Though it has become conventionalto refer to the “new cosmopolitanisms” when discussing the resurgence of the term in the 1990s, current debates about cosmopolitanism can be traced back to its usages in the nineteenth century. In both its Victorian and contemporary contexts,cosmopolitanismranges in connotation from the pejorative to the progressive and in denotation from a phenomenon to an ideal. This constitutive ambivalence helps to explain the controversy that has attended the term, both then and now.
This essay examines recent work on cosmopolitanism in literary studies, with a focus on questions of form. Starting with the emergence of the ‘new cosmopolitanisms’ in the 1990s, I look at the controversies that have beset the term and show how these are related to its multiple meanings. I then turn to cosmopolitanism’s impact on the field of literary studies and argue that analyses of cosmopolitan literature that employ formalist as well as historical and political methodologies might redress the ideological impasse between recuperative and skeptical views of cosmopolitanism by showing how individual versions of it have taken shape over time. It is through the particulars of language and genre, I argue, that cosmopolitan texts seek to qualify the universalisms that they espouse and ground themselves in the textures of difference.

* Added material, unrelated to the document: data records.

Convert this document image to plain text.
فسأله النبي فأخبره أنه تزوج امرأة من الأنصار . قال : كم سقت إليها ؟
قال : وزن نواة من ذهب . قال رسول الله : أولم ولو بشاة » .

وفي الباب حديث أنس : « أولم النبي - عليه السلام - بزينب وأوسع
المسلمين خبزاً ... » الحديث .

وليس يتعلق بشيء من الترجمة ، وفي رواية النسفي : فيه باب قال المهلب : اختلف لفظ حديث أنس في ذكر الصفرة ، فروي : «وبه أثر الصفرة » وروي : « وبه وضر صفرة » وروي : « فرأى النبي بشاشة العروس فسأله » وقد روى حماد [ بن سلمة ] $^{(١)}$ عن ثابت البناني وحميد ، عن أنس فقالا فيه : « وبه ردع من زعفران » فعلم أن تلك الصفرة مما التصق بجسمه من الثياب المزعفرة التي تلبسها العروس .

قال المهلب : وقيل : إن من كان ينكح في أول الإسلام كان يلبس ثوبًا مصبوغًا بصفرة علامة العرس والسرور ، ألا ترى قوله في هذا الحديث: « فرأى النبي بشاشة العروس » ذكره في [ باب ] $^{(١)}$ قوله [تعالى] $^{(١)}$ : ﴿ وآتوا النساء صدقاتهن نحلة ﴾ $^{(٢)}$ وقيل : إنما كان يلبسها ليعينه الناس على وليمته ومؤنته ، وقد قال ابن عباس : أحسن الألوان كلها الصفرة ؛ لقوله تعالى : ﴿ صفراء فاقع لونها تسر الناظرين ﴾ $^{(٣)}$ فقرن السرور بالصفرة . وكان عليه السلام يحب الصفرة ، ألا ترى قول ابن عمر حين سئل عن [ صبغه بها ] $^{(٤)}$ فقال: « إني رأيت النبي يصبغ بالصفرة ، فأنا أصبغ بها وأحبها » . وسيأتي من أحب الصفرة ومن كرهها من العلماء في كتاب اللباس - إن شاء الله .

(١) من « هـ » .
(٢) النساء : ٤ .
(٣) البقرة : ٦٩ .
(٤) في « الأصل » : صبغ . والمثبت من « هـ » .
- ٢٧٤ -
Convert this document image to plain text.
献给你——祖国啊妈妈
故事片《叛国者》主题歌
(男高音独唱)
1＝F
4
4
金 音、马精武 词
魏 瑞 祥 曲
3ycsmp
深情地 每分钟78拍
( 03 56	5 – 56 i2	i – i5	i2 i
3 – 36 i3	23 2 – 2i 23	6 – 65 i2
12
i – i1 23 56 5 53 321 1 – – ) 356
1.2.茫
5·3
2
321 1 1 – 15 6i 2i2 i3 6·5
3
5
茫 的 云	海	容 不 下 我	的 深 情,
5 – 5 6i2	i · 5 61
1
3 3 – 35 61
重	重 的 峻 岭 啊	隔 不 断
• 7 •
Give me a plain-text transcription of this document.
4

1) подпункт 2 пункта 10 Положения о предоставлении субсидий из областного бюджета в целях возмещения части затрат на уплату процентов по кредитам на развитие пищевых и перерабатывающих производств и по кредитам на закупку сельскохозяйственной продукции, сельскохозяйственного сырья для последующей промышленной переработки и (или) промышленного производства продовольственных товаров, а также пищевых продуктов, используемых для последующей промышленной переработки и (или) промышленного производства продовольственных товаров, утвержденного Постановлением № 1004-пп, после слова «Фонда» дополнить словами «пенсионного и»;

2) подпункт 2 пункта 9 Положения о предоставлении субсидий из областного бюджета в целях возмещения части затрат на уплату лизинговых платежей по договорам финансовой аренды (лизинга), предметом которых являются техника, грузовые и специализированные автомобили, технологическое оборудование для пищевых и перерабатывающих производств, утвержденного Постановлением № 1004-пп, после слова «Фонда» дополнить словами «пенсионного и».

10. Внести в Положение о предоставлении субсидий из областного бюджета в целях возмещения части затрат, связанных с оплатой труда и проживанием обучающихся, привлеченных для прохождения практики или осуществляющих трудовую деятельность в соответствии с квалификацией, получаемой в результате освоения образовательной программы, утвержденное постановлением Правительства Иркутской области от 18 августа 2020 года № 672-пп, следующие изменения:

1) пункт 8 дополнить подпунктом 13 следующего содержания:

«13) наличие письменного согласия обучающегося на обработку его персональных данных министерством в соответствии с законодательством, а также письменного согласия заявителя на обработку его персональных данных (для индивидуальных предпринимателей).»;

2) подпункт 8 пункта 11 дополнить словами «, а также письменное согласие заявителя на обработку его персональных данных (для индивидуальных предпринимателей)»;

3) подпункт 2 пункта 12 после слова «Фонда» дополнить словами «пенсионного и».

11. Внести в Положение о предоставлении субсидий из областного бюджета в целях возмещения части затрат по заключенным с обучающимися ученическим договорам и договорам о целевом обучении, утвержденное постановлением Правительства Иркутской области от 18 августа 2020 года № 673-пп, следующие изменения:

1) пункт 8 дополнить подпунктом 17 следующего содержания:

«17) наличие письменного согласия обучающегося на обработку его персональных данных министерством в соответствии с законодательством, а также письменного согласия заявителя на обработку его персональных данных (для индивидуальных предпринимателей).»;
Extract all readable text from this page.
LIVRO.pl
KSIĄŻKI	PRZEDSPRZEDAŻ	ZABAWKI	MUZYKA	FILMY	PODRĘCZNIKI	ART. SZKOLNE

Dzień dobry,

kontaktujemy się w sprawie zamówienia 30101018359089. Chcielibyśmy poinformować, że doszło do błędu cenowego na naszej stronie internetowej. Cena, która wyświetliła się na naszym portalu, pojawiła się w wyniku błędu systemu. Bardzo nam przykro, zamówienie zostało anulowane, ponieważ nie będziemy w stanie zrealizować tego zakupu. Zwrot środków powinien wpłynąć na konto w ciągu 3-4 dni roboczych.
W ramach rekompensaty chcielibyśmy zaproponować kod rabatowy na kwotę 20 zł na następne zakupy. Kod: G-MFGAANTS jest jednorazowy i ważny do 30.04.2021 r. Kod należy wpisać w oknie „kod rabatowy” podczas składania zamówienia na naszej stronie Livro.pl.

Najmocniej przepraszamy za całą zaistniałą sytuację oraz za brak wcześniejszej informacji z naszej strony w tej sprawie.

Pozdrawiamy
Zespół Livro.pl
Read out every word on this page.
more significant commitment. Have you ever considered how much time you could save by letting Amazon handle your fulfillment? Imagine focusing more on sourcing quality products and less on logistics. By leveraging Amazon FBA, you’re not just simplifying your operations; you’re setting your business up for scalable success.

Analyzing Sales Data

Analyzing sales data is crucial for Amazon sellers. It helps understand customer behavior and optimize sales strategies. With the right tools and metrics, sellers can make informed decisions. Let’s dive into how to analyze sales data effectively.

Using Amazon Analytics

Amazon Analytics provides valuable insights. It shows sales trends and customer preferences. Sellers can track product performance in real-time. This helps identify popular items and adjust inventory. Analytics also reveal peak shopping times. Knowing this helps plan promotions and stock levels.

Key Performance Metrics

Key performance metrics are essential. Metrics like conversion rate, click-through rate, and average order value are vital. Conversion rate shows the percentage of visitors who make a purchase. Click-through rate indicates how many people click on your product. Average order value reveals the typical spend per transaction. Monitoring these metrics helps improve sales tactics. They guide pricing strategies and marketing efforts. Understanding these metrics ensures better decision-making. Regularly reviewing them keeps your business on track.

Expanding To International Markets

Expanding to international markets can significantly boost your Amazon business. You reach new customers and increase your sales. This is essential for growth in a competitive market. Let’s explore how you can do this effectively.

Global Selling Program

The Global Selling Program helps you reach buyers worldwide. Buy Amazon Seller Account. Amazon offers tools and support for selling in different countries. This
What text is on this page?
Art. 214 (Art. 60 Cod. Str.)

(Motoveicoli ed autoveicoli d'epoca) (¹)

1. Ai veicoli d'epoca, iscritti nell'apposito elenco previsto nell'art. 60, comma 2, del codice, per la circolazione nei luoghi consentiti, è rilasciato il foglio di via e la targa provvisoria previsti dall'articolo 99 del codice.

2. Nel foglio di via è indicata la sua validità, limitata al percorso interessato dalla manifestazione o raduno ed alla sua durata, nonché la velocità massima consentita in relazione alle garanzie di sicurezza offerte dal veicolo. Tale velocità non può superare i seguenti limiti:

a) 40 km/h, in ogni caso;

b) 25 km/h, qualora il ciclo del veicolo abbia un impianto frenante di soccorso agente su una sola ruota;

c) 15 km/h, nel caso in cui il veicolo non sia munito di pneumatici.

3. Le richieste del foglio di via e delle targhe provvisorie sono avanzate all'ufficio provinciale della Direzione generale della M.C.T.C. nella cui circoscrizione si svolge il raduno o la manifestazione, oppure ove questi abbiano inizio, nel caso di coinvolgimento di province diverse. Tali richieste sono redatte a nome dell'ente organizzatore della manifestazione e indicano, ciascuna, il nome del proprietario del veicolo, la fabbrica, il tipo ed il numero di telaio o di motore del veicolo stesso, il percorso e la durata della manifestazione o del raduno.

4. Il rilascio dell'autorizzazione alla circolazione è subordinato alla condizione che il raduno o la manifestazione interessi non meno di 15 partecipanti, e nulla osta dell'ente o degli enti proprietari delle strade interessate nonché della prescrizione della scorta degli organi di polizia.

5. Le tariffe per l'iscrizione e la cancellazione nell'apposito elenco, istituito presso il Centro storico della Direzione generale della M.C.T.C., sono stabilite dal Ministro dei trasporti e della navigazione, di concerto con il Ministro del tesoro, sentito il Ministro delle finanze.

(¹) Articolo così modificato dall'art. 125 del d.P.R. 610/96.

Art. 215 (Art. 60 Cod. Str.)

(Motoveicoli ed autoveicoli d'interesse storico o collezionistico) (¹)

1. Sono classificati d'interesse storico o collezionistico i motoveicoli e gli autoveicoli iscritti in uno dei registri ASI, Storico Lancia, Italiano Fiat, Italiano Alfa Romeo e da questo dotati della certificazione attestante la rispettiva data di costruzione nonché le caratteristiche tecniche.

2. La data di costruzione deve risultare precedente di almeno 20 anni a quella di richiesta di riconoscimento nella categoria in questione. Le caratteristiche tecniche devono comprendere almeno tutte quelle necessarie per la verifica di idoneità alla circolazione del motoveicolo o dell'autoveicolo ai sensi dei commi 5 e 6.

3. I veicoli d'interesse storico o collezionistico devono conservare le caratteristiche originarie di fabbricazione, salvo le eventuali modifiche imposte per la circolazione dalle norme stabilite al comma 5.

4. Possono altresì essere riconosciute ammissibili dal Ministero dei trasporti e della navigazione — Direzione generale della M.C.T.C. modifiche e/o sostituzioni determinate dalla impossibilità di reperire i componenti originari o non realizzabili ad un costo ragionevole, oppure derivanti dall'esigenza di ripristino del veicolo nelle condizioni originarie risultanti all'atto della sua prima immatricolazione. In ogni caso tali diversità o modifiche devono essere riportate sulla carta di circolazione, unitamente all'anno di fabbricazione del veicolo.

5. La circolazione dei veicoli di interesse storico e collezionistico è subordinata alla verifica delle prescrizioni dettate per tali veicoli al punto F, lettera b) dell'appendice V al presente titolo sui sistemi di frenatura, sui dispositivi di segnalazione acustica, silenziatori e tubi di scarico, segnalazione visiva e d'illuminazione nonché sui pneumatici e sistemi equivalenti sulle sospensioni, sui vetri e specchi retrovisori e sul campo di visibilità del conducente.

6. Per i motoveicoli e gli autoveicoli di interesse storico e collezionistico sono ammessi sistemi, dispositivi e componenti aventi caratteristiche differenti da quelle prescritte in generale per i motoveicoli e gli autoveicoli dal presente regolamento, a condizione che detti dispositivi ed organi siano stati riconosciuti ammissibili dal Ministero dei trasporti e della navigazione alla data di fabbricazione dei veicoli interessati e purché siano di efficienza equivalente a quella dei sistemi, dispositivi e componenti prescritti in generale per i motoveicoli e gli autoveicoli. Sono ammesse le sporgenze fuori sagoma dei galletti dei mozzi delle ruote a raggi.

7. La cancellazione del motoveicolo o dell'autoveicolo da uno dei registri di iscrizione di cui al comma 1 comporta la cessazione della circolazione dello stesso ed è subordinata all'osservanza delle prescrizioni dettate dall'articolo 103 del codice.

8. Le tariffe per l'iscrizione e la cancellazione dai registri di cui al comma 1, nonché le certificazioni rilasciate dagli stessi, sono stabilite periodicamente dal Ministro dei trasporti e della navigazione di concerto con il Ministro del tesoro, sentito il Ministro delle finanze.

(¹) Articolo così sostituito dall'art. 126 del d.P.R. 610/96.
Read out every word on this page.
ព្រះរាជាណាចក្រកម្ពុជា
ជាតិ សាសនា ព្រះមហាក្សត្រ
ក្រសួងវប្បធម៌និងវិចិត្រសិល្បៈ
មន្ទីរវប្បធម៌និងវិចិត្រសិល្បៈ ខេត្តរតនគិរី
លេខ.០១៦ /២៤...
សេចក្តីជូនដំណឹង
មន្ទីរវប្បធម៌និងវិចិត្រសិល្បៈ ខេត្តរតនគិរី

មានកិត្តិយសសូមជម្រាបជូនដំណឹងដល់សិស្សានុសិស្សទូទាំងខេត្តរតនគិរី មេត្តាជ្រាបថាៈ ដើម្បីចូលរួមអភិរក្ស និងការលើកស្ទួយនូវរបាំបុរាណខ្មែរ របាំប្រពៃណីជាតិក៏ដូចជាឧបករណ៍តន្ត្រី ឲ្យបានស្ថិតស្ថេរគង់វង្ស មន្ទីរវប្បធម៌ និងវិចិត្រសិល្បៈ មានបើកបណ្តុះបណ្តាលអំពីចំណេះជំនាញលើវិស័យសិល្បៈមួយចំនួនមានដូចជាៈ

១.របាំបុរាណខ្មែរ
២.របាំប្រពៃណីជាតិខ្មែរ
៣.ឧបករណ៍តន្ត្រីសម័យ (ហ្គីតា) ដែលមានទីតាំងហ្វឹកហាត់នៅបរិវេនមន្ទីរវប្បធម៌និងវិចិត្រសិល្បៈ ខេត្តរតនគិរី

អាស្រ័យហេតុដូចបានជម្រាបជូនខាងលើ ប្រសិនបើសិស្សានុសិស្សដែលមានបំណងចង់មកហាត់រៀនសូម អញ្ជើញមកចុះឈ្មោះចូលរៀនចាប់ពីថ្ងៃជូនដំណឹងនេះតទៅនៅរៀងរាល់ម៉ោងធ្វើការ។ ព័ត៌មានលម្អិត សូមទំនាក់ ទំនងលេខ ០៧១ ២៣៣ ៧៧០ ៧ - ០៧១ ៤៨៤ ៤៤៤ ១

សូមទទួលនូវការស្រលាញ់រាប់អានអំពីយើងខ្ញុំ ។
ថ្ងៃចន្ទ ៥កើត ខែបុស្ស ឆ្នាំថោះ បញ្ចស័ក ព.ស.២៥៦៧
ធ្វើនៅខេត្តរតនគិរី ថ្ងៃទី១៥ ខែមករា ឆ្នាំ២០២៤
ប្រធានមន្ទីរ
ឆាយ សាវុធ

In the last decade or so, Victorian studies – the only major literary field identified with a British ruler – has begun a slow but inexorable shift away from its traditional nation-based parameters. A cursory glance through the book review section of prominent Victorianist journals reveals that approximately half of new books reviewed treat subjects that extend beyond Britain and British literature: Ireland, India, slavery, settler literature, Continental literature, and global technological and media networks are all examples. While this development reflects broader trends in the discipline, in the humanities, and in public discourse as a whole, arguments about the desirability of expanding the scope of Victorian studies have turned largely on the particular inaptness of the national frame for the Victorian period. Since the 1980s, postcolonial critics such as Edward Said, Gayatri Spivak, and Gauri Viswanathan have argued for the significance of Britain's vast empire to its literature and the very existence of a British literary canon, as well as to literature produced in the colonies. More recently, Victorianists such as Margaret Cohen and Carolyn Dever, Amanda Claybaugh, Caroline Levine, Sharon Marcus, and Julia Sun-Joo Lee have stressed other transnational contexts for Victorian literature, noting that Victorian writers themselves were polylingual and comparative in their understanding of both literature and culture and that “even in its heyday, print culture was international and the nation was a relative, hybrid, comparative category” (Marcus 682).